The right wing’s latest complaint against Jerry Brown is that Brown has refused to comply with Trump’s request (actually a demand) to deploy California National Guard troops to the Mexican border in order to help round up undocumented immigrants. Gov. Brown rightly said “Hell, no” (I paraphrase), although he didn’t rule it out: he just asked for a little more information about what they would actually do.

But Trump, naturally, misrepresented Brown’s position, and took to his favorite propaganda outlet, Twitter, to rant, Looks like Jerry Brown and California are not looking for safety and security along their very porous Border. He cannot come to terms for the National Guard to patrol and protect the Border. The high crime rate will only get higher. Much wanted Wall in San Diego already started!”

This comment is typical of Trump in its unsubstantiated smears and lies (“not looking for safety and security”), misrepresentations (“high crime rate”) and deceptions (“cannot come to terms.”)

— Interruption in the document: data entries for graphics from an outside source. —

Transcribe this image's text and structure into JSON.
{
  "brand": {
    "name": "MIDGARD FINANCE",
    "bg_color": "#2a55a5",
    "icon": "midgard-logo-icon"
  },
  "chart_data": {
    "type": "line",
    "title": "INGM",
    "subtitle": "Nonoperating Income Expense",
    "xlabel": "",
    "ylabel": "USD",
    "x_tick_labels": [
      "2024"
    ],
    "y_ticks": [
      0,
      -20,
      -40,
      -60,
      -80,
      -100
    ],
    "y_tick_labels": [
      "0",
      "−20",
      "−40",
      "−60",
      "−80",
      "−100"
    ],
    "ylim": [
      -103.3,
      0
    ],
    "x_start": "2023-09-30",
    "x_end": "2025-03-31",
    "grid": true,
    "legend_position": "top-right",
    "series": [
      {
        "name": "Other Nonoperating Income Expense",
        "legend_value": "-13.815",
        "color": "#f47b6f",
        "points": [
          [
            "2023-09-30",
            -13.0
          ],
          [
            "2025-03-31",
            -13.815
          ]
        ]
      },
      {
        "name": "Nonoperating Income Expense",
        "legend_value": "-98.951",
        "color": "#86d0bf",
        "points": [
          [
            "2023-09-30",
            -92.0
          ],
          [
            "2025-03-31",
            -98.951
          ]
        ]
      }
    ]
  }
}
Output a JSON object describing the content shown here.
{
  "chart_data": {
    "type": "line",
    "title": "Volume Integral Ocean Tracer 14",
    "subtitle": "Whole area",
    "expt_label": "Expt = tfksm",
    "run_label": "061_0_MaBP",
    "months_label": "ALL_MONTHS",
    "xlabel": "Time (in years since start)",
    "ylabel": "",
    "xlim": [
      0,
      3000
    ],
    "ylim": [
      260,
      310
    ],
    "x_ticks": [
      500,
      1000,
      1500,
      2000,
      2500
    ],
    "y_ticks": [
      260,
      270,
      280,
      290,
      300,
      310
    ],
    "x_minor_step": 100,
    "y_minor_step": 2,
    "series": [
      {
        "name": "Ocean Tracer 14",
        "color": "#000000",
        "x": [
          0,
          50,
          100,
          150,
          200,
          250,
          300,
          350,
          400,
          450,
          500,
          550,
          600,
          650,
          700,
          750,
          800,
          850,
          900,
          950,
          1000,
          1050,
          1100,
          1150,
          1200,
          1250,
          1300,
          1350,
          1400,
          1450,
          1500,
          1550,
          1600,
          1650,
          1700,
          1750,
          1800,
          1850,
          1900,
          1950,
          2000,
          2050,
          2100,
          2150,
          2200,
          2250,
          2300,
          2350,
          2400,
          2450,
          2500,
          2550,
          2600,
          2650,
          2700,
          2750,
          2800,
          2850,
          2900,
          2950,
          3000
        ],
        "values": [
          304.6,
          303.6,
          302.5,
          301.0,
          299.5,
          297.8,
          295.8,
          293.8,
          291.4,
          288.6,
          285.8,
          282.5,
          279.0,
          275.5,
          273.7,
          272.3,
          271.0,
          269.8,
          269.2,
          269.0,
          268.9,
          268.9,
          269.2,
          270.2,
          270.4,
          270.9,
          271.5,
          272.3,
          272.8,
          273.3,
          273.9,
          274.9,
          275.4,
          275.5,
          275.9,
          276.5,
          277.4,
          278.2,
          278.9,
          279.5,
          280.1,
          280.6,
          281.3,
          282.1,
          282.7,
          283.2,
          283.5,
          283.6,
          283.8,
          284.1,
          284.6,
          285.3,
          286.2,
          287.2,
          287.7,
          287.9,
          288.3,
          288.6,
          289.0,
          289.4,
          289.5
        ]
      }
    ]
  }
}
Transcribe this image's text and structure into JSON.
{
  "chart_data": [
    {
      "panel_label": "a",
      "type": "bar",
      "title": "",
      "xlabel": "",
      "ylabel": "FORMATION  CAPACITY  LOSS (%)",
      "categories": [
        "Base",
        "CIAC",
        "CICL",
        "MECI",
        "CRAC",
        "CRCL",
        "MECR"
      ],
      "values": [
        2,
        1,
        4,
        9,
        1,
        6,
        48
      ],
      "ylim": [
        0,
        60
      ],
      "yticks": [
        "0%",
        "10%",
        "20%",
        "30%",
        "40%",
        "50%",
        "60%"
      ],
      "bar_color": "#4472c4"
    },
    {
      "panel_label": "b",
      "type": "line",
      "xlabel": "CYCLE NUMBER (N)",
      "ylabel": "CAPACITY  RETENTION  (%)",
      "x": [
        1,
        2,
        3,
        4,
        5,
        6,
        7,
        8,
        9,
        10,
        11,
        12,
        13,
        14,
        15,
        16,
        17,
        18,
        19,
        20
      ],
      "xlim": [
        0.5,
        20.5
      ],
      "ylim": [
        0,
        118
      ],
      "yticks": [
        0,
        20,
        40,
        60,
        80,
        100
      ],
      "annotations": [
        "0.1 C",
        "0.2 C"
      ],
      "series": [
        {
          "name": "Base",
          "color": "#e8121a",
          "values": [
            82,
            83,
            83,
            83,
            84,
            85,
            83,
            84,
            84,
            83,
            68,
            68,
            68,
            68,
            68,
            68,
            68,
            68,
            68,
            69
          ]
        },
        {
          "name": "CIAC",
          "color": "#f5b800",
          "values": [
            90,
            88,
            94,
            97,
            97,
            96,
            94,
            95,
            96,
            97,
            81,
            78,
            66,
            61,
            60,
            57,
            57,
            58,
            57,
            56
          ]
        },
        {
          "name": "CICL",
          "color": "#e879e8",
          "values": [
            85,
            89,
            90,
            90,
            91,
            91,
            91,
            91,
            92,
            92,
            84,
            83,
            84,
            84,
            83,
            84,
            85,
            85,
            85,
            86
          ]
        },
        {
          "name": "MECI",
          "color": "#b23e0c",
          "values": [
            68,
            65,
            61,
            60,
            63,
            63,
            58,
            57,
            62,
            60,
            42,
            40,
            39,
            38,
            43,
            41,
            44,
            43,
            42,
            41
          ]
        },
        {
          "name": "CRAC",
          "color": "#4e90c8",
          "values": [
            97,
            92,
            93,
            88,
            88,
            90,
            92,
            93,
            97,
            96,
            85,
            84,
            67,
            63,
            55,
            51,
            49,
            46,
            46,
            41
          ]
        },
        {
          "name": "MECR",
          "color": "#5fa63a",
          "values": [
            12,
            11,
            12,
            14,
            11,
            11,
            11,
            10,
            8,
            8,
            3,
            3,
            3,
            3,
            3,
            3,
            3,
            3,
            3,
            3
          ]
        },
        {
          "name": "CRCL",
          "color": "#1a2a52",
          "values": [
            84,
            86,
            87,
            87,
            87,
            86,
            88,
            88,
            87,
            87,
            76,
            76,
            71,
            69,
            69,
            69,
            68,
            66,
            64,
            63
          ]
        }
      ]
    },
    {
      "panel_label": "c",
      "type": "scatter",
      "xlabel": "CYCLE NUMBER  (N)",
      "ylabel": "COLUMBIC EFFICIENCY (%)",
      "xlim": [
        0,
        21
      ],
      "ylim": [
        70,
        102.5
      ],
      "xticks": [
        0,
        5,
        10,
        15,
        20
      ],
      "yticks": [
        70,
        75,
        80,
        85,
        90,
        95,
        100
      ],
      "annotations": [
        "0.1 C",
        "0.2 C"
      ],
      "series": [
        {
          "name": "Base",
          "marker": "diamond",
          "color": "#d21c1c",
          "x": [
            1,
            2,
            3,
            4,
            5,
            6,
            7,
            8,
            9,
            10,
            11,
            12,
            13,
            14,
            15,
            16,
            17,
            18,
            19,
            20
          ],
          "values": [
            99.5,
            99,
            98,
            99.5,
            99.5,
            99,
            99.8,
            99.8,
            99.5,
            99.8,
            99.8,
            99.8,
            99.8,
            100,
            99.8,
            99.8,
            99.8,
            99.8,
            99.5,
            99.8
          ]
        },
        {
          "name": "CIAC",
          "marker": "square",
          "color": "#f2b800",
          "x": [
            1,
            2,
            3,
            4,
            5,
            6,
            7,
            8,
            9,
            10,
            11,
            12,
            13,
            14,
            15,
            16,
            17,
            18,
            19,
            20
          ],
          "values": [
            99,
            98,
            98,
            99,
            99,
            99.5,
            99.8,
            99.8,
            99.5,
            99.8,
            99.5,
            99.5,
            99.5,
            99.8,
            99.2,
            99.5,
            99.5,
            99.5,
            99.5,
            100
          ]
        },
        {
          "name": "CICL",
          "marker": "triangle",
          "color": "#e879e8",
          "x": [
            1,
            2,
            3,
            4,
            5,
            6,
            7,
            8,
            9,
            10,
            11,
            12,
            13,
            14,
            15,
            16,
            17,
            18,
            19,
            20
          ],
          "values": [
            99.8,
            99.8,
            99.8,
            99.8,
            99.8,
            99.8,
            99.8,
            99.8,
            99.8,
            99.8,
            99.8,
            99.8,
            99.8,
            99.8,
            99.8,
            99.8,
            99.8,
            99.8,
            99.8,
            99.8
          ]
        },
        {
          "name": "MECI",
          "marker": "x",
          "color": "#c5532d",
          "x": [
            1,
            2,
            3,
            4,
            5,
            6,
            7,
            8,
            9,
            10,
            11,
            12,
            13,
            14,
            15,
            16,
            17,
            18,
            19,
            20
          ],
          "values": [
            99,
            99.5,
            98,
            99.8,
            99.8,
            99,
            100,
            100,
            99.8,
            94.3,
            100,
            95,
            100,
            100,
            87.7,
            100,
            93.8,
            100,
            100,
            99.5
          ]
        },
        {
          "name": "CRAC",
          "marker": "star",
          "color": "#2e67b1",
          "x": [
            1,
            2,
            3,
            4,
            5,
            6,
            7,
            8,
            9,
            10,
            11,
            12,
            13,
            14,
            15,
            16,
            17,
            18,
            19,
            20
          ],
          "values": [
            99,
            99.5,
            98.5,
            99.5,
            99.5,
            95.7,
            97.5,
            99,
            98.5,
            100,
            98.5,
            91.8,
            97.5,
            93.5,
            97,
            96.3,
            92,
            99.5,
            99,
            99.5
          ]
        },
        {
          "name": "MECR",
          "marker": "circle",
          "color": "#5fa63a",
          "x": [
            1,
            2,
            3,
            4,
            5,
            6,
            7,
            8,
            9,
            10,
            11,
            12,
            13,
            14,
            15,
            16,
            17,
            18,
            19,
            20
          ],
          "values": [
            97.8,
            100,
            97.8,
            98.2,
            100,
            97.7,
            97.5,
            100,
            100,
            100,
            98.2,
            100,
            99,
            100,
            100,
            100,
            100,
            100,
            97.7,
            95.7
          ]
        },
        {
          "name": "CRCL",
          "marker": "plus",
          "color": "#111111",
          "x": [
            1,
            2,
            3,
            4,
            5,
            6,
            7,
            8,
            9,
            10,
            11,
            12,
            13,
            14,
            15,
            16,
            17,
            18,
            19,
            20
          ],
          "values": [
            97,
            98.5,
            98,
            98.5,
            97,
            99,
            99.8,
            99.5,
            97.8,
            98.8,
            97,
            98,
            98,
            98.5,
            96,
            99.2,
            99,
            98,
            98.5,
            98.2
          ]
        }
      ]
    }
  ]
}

To insult Gov. Brown by stating he’s “not looking for safety” is McCarthyite, not surprising for a man, Trump, whose mentor was the notorious red baiter, smear artist and deeply closeted, albeit homophobic, homosexual, Roy Cohn. The border areas of California actually have “lower violent crime rates than other places,” according to the F.B.I.

As for that “cannot come to terms” crack, it deliberately and misleadingly implies that Gov. Brown is at odds with California National Guard he commands. That is a lie. Trump would have more accurately used the term if he had tweeted, “My wife, Melania, cannot come to terms with my sexual perversions and serial adultery.” The California National Guard itself, in a formal statement, insisted, “state officials have not rejected anything” when it comes to sending troops to the border, and they suggested instead that “the federal government”—Donald Trump’s government—has “not responded” to Brown’s request for further information on how the troops would be used.

CBS News quoted a spokesperson for Trump’s own Homeland Security department, Tyler Houghton, as saying “the federal government is committed to working with Gov. Brown.” Meanwhile, Brown himself, in remarks on Monday at the National Press Club, took the high road. “We want to be cooperative,” he insisted. “I think we can find common understanding here, there’s enough problems at the border and the interface between our countries, California will have plenty to do, and we’re willing to do it.”

 Here’s the truth, although it’s not likely Republicans can accept it. Jerry Brown remains wildly popular in California. After all, we’ve elected him a historic four times, and would probably do so again were he to remain healthy and run for re-election (he isn’t). California is by far the richest, most powerful, most job-producing, most educated, most technologically advanced, most diverse and most innovative state in the country, and we’ve gotten there under Jerry Brown’s historic leadership. One can’t help but suspect that those rural Red State Trump supporters who are hating on California and Jerry Brown are just jealous, as well they should be!